LE 01 OCTOBRE 200610 min

Il y a cinquante ans, Nasser nationalisait la


Compagnie universelle du canal maritime de Suez. Le
bras de fer qui s'engage alors entre l'Egypte, la
France et le Royaume-Uni met la livre sterling sous
pression.

Par Christian Chavagneux


Le 26 juillet 1956, Gamal Abdel Nasser, président de l’Egypte,
annonce dans un discours public la nationalisation de la Compagnie
du canal de Suez et... part d’un énorme éclat de rire qui fait le tour des
radios du monde entier. En représailles, les troupes israéliennes
attaquent l’Egypte le 29 octobre, suivies le 5 novembre par les
Parachutistes britanniques et français, bien décidés à reprendre le
canal en main, mais qui acceptent le cessez-le-feu demandé par les
Nations unies dès le 6 novembre, avant d’engager le retrait de leurs
troupes un mois plus tard. Une étrange défaite, au regard des rapports
de force militaires en présence, pour laquelle le Trésor américain, les
grandes compagnies pétrolières et les marchés financiers ont été
déterminants.

Les gros sous d’Assouan


A l’origine de la crise, une histoire de gros sous. Ceux que recherche
Nasser en 1955 pour financer la construction d’un barrage, à
Assouan, afin d’irriguer les terres et produire de l’électricité. A priori,
l’Egypte a de quoi payer grâce aux 150 millions de livres sterling de
réserves qu’elle détient, une somme largement suffisante pour couvrir
le coût en devises du projet. Mais il y a un hic : le pays appartenant à
la zone d’influence monétaire britannique, comme les colonies et ex-
colonies anglaises, ses réserves sont gérées directement par la
Banque d’Angleterre, qui doit donner son accord. Et les Britanniques
refusent de débloquer les fonds : les réserves égyptiennes
représentent 20 % des réserves totales de la zone, une somme dont
ils ne veulent pas se départir d’un bloc, craignant que cela ne produise
un mouvement de défiance à l’encontre de la livre.
Le gouvernement de sa Majesté est néanmoins poussé par plusieurs
grosses entreprises britanniques, qui attendent de gros contrats, à
aider les Egyptiens à trouver d’autres sources de financement. C’est
ainsi que la Banque mondiale et les Etats-Unis vont entrer en jeu. La
première n’est prête à financer qu’une partie du projet et réclame en
échange le droit de surveiller les comptes de l’Etat égyptien, deux
restrictions qui ne plaisent guère à Nasser. Le 27 septembre, pendant
les négociations, l’Egypte annonce qu’elle a acheté des armes
soviétiques. Les Américains craignent alors que les Russes proposent
un financement alternatif ; ils se disent donc prêts à participer. Avant
de revenir sur leur position, persuadés que Nasser, une fois l’argent
occidental en poche, ira de toute façon se jeter dans les bras des
Russes.
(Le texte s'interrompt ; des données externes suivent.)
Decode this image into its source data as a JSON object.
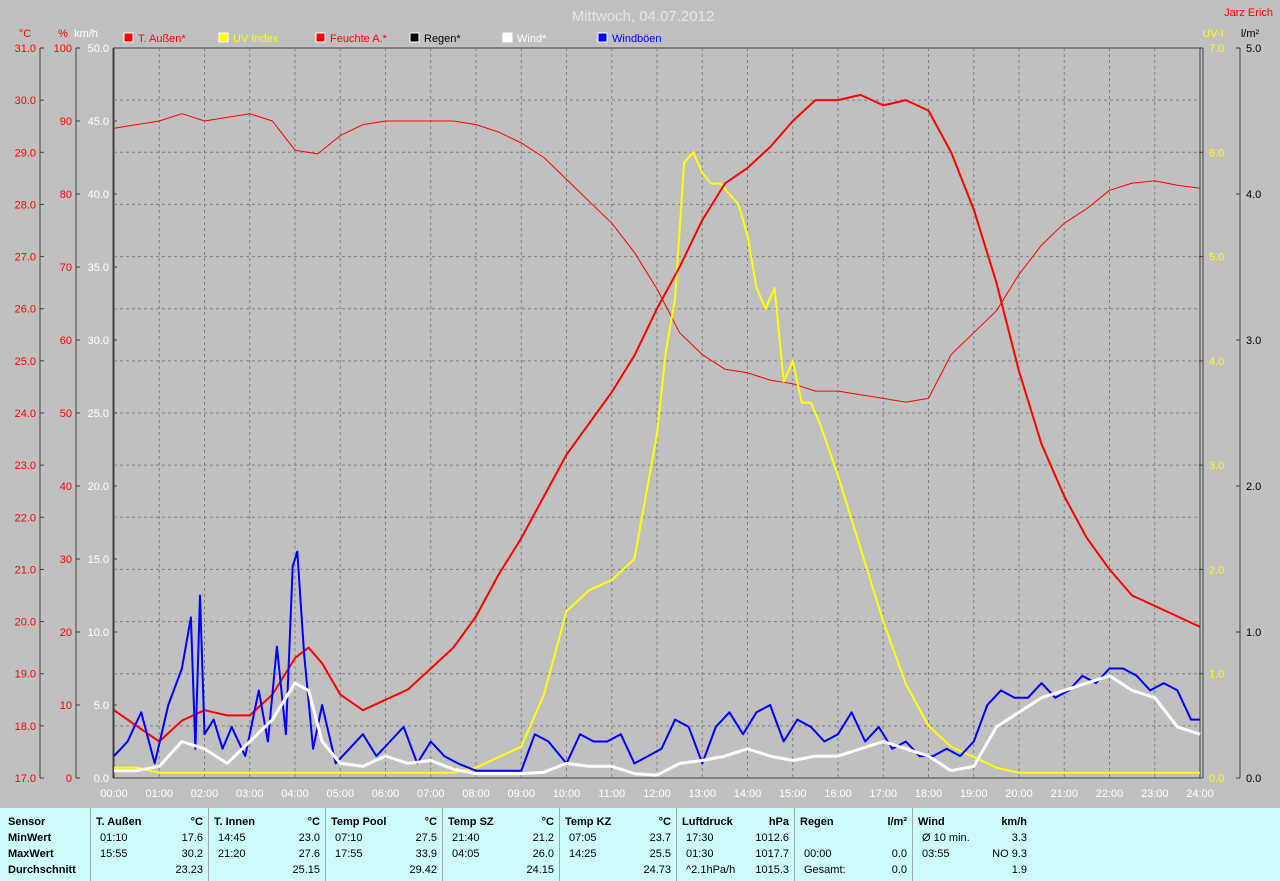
{
  "title": "Mittwoch, 04.07.2012",
  "author": "Jarz Erich",
  "units_left": [
    "°C",
    "%",
    "km/h"
  ],
  "units_right": [
    "UV-I",
    "l/m²"
  ],
  "legend": [
    {
      "label": "T. Außen*",
      "color": "#ff0000"
    },
    {
      "label": "UV Index",
      "color": "#ffff00"
    },
    {
      "label": "Feuchte A.*",
      "color": "#ff0000"
    },
    {
      "label": "Regen*",
      "color": "#000000"
    },
    {
      "label": "Wind*",
      "color": "#ffffff"
    },
    {
      "label": "Windböen",
      "color": "#0000ff"
    }
  ],
  "colors": {
    "bg": "#c0c0c0",
    "temp": "#ff0000",
    "uv": "#ffff00",
    "wind": "#ffffff",
    "gust": "#0000ff",
    "stats_bg": "#cdfbfb",
    "title": "#e6e6e6"
  },
  "chart_data": {
    "type": "line",
    "grid": true,
    "x_ticks": [
      "00:00",
      "01:00",
      "02:00",
      "03:00",
      "04:00",
      "05:00",
      "06:00",
      "07:00",
      "08:00",
      "09:00",
      "10:00",
      "11:00",
      "12:00",
      "13:00",
      "14:00",
      "15:00",
      "16:00",
      "17:00",
      "18:00",
      "19:00",
      "20:00",
      "21:00",
      "22:00",
      "23:00",
      "24:00"
    ],
    "axes": {
      "temp": {
        "range": [
          17,
          31
        ],
        "ticks": [
          "17.0",
          "18.0",
          "19.0",
          "20.0",
          "21.0",
          "22.0",
          "23.0",
          "24.0",
          "25.0",
          "26.0",
          "27.0",
          "28.0",
          "29.0",
          "30.0",
          "31.0"
        ]
      },
      "humidity": {
        "range": [
          0,
          100
        ],
        "ticks": [
          "0",
          "10",
          "20",
          "30",
          "40",
          "50",
          "60",
          "70",
          "80",
          "90",
          "100"
        ]
      },
      "wind": {
        "range": [
          0,
          50
        ],
        "ticks": [
          "0.0",
          "5.0",
          "10.0",
          "15.0",
          "20.0",
          "25.0",
          "30.0",
          "35.0",
          "40.0",
          "45.0",
          "50.0"
        ]
      },
      "uv": {
        "range": [
          0,
          7
        ],
        "ticks": [
          "0.0",
          "1.0",
          "2.0",
          "3.0",
          "4.0",
          "5.0",
          "6.0",
          "7.0"
        ]
      },
      "rain": {
        "range": [
          0,
          5
        ],
        "ticks": [
          "0.0",
          "1.0",
          "2.0",
          "3.0",
          "4.0",
          "5.0"
        ]
      }
    },
    "series": [
      {
        "name": "T. Außen*",
        "axis": "temp",
        "width": 2,
        "x": [
          0,
          0.5,
          1,
          1.5,
          2,
          2.5,
          3,
          3.5,
          4,
          4.3,
          4.6,
          5,
          5.5,
          6,
          6.5,
          7,
          7.5,
          8,
          8.5,
          9,
          9.5,
          10,
          10.5,
          11,
          11.5,
          12,
          12.5,
          13,
          13.5,
          14,
          14.5,
          15,
          15.5,
          16,
          16.5,
          17,
          17.5,
          18,
          18.5,
          19,
          19.5,
          20,
          20.5,
          21,
          21.5,
          22,
          22.5,
          23,
          23.5,
          24
        ],
        "y": [
          18.3,
          18.0,
          17.7,
          18.1,
          18.3,
          18.2,
          18.2,
          18.6,
          19.3,
          19.5,
          19.2,
          18.6,
          18.3,
          18.5,
          18.7,
          19.1,
          19.5,
          20.1,
          20.9,
          21.6,
          22.4,
          23.2,
          23.8,
          24.4,
          25.1,
          26.0,
          26.8,
          27.7,
          28.4,
          28.7,
          29.1,
          29.6,
          30.0,
          30.0,
          30.1,
          29.9,
          30.0,
          29.8,
          29.0,
          27.9,
          26.5,
          24.8,
          23.4,
          22.4,
          21.6,
          21.0,
          20.5,
          20.3,
          20.1,
          19.9
        ]
      },
      {
        "name": "Feuchte A.*",
        "axis": "humidity",
        "width": 1,
        "x": [
          0,
          0.5,
          1,
          1.5,
          2,
          2.5,
          3,
          3.5,
          4,
          4.5,
          5,
          5.5,
          6,
          6.5,
          7,
          7.5,
          8,
          8.5,
          9,
          9.5,
          10,
          10.5,
          11,
          11.5,
          12,
          12.5,
          13,
          13.5,
          14,
          14.5,
          15,
          15.5,
          16,
          16.5,
          17,
          17.5,
          18,
          18.5,
          19,
          19.5,
          20,
          20.5,
          21,
          21.5,
          22,
          22.5,
          23,
          23.5,
          24
        ],
        "y": [
          89,
          89.5,
          90,
          91,
          90,
          90.5,
          91,
          90,
          86,
          85.5,
          88,
          89.5,
          90,
          90,
          90,
          90,
          89.5,
          88.5,
          87,
          85,
          82,
          79,
          76,
          72,
          67,
          61,
          58,
          56,
          55.5,
          54.5,
          54,
          53,
          53,
          52.5,
          52,
          51.5,
          52,
          58,
          61,
          64,
          69,
          73,
          76,
          78,
          80.5,
          81.5,
          81.8,
          81.2,
          80.8
        ]
      },
      {
        "name": "UV Index",
        "axis": "uv",
        "width": 2,
        "x": [
          0,
          0.5,
          1,
          1.5,
          2,
          2.5,
          3,
          3.5,
          4,
          4.5,
          5,
          5.5,
          6,
          6.5,
          7,
          7.5,
          8,
          8.5,
          9,
          9.5,
          10,
          10.5,
          11,
          11.5,
          12,
          12.2,
          12.4,
          12.6,
          12.8,
          13,
          13.2,
          13.4,
          13.6,
          13.8,
          14,
          14.2,
          14.4,
          14.6,
          14.8,
          15,
          15.2,
          15.4,
          15.6,
          16,
          16.5,
          17,
          17.5,
          18,
          18.5,
          19,
          19.5,
          20,
          20.5,
          21,
          21.5,
          22,
          22.5,
          23,
          23.5,
          24
        ],
        "y": [
          0.1,
          0.1,
          0.05,
          0.05,
          0.05,
          0.05,
          0.05,
          0.05,
          0.05,
          0.05,
          0.05,
          0.05,
          0.05,
          0.05,
          0.05,
          0.05,
          0.1,
          0.2,
          0.3,
          0.8,
          1.6,
          1.8,
          1.9,
          2.1,
          3.3,
          4.1,
          4.6,
          5.9,
          6.0,
          5.8,
          5.7,
          5.7,
          5.6,
          5.5,
          5.2,
          4.7,
          4.5,
          4.7,
          3.8,
          4.0,
          3.6,
          3.6,
          3.4,
          2.9,
          2.2,
          1.5,
          0.9,
          0.5,
          0.3,
          0.2,
          0.1,
          0.05,
          0.05,
          0.05,
          0.05,
          0.05,
          0.05,
          0.05,
          0.05,
          0.05
        ]
      },
      {
        "name": "Wind*",
        "axis": "wind",
        "width": 3,
        "x": [
          0,
          0.5,
          1,
          1.5,
          2,
          2.5,
          3,
          3.5,
          4,
          4.3,
          4.6,
          5,
          5.5,
          6,
          6.5,
          7,
          7.5,
          8,
          8.5,
          9,
          9.5,
          10,
          10.5,
          11,
          11.5,
          12,
          12.5,
          13,
          13.5,
          14,
          14.5,
          15,
          15.5,
          16,
          16.5,
          17,
          17.5,
          18,
          18.5,
          19,
          19.5,
          20,
          20.5,
          21,
          21.5,
          22,
          22.5,
          23,
          23.5,
          24
        ],
        "y": [
          0.5,
          0.5,
          0.8,
          2.5,
          2.0,
          1.0,
          2.5,
          4.0,
          6.5,
          6.0,
          2.5,
          1.0,
          0.8,
          1.5,
          1.0,
          1.2,
          0.6,
          0.3,
          0.3,
          0.3,
          0.4,
          1.0,
          0.8,
          0.8,
          0.3,
          0.2,
          1.0,
          1.2,
          1.5,
          2.0,
          1.5,
          1.2,
          1.5,
          1.5,
          2.0,
          2.5,
          2.0,
          1.5,
          0.5,
          0.8,
          3.5,
          4.5,
          5.5,
          6.0,
          6.5,
          7.0,
          6.0,
          5.5,
          3.5,
          3.0
        ]
      },
      {
        "name": "Windböen",
        "axis": "wind",
        "width": 2,
        "x": [
          0,
          0.3,
          0.6,
          0.9,
          1.2,
          1.5,
          1.7,
          1.8,
          1.9,
          2.0,
          2.2,
          2.4,
          2.6,
          2.9,
          3.2,
          3.4,
          3.6,
          3.8,
          3.95,
          4.05,
          4.2,
          4.4,
          4.6,
          4.9,
          5.2,
          5.5,
          5.8,
          6.1,
          6.4,
          6.7,
          7.0,
          7.3,
          7.6,
          8.0,
          8.5,
          9.0,
          9.3,
          9.6,
          10.0,
          10.3,
          10.6,
          10.9,
          11.2,
          11.5,
          11.8,
          12.1,
          12.4,
          12.7,
          13.0,
          13.3,
          13.6,
          13.9,
          14.2,
          14.5,
          14.8,
          15.1,
          15.4,
          15.7,
          16.0,
          16.3,
          16.6,
          16.9,
          17.2,
          17.5,
          17.8,
          18.1,
          18.4,
          18.7,
          19.0,
          19.3,
          19.6,
          19.9,
          20.2,
          20.5,
          20.8,
          21.1,
          21.4,
          21.7,
          22.0,
          22.3,
          22.6,
          22.9,
          23.2,
          23.5,
          23.8,
          24.0
        ],
        "y": [
          1.5,
          2.5,
          4.5,
          1.0,
          5.0,
          7.5,
          11.0,
          2.0,
          12.5,
          3.0,
          4.0,
          2.0,
          3.5,
          1.5,
          6.0,
          2.5,
          9.0,
          3.0,
          14.5,
          15.5,
          8.5,
          2.0,
          5.0,
          1.0,
          2.0,
          3.0,
          1.5,
          2.5,
          3.5,
          1.0,
          2.5,
          1.5,
          1.0,
          0.5,
          0.5,
          0.5,
          3.0,
          2.5,
          1.0,
          3.0,
          2.5,
          2.5,
          3.0,
          1.0,
          1.5,
          2.0,
          4.0,
          3.5,
          1.0,
          3.5,
          4.5,
          3.0,
          4.5,
          5.0,
          2.5,
          4.0,
          3.5,
          2.5,
          3.0,
          4.5,
          2.5,
          3.5,
          2.0,
          2.5,
          1.5,
          1.5,
          2.0,
          1.5,
          2.5,
          5.0,
          6.0,
          5.5,
          5.5,
          6.5,
          5.5,
          6.0,
          7.0,
          6.5,
          7.5,
          7.5,
          7.0,
          6.0,
          6.5,
          6.0,
          4.0,
          4.0
        ]
      }
    ]
  },
  "stats": {
    "row_labels": {
      "sensor": "Sensor",
      "min": "MinWert",
      "max": "MaxWert",
      "avg": "Durchschnitt"
    },
    "sections": [
      {
        "name": "T. Außen",
        "unit": "°C",
        "min_time": "01:10",
        "min_val": "17.6",
        "max_time": "15:55",
        "max_val": "30.2",
        "avg_label": "",
        "avg": "23.23"
      },
      {
        "name": "T. Innen",
        "unit": "°C",
        "min_time": "14:45",
        "min_val": "23.0",
        "max_time": "21:20",
        "max_val": "27.6",
        "avg_label": "",
        "avg": "25.15"
      },
      {
        "name": "Temp Pool",
        "unit": "°C",
        "min_time": "07:10",
        "min_val": "27.5",
        "max_time": "17:55",
        "max_val": "33.9",
        "avg_label": "",
        "avg": "29.42"
      },
      {
        "name": "Temp SZ",
        "unit": "°C",
        "min_time": "21:40",
        "min_val": "21.2",
        "max_time": "04:05",
        "max_val": "26.0",
        "avg_label": "",
        "avg": "24.15"
      },
      {
        "name": "Temp KZ",
        "unit": "°C",
        "min_time": "07:05",
        "min_val": "23.7",
        "max_time": "14:25",
        "max_val": "25.5",
        "avg_label": "",
        "avg": "24.73"
      },
      {
        "name": "Luftdruck",
        "unit": "hPa",
        "min_time": "17:30",
        "min_val": "1012.6",
        "max_time": "01:30",
        "max_val": "1017.7",
        "avg_label": "^2.1hPa/h",
        "avg": "1015.3"
      },
      {
        "name": "Regen",
        "unit": "l/m²",
        "min_time": "",
        "min_val": "",
        "max_time": "00:00",
        "max_val": "0.0",
        "avg_label": "Gesamt:",
        "avg": "0.0"
      },
      {
        "name": "Wind",
        "unit": "km/h",
        "min_time": "Ø 10 min.",
        "min_val": "3.3",
        "max_time": "03:55",
        "max_val": "NO 9.3",
        "avg_label": "",
        "avg": "1.9"
      }
    ]
  }
}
Le 19 juillet 1956, ils indiquent leur refus d’apporter leur
soutien financier. Le lendemain, les Britanniques font de même. " Ce
fut la façon insultante avec laquelle le refus fut formulé qui me surprit,
pas le refus lui-même ", commentera Nasser dix ans plus tard. Le 26
juillet, il annonce au monde la nationalisation de la Compagnie du
canal de Suez.

La livre perd du poids


L’arme des sanctions économiques est aussitôt utilisée en riposte : les
Britanniques gèlent les avoirs publics et privés égyptiens et bloquent
les transactions financières avec le pays. Les Américains gèlent les
fonds publics (75 % des réserves d’or de la banque centrale
égyptienne sont gérés par la Federal Reserve Bank of New York).
Mais, à bien y regarder, le rapport de force est loin d’être favorable à
l’Angleterre.

L’Egypte dispose de quelques atouts dans sa manche. Elle peut


compter sur des sources alternatives pour financer son économie
auprès des pays communistes. La Chine, par exemple, lui achète du
coton, payé en francs suisses obtenus en vendant ses livres sterling.
Nasser prend bien garde de laisser fonctionner le canal, pour ne pas
susciter trop d’hostilité ; il laisse même passer les bateaux qui paient
la taxe d’utilisation du canal sur les comptes gelés de la Compagnie à
Paris, Londres ou New York.

A l’inverse, la position financière de l’Angleterre est plus que fragile au


moment où démarre le conflit. Le pays est sorti exsangue et très
endetté de la Seconde Guerre mondiale. Depuis, la confiance dans la
livre sterling est faible. Les marchés financiers guettent le moment où
les Britanniques ne pourront plus tenir le taux de change fixe d’une
livre pour 2,80 dollars, établi en 1949 après une première dévaluation
par rapport au taux de change fixé à Bretton Woods ; ils seront alors
obligés de dévaluer à nouveau.

La crise de Suez alimente la spéculation et la livre est sous pression.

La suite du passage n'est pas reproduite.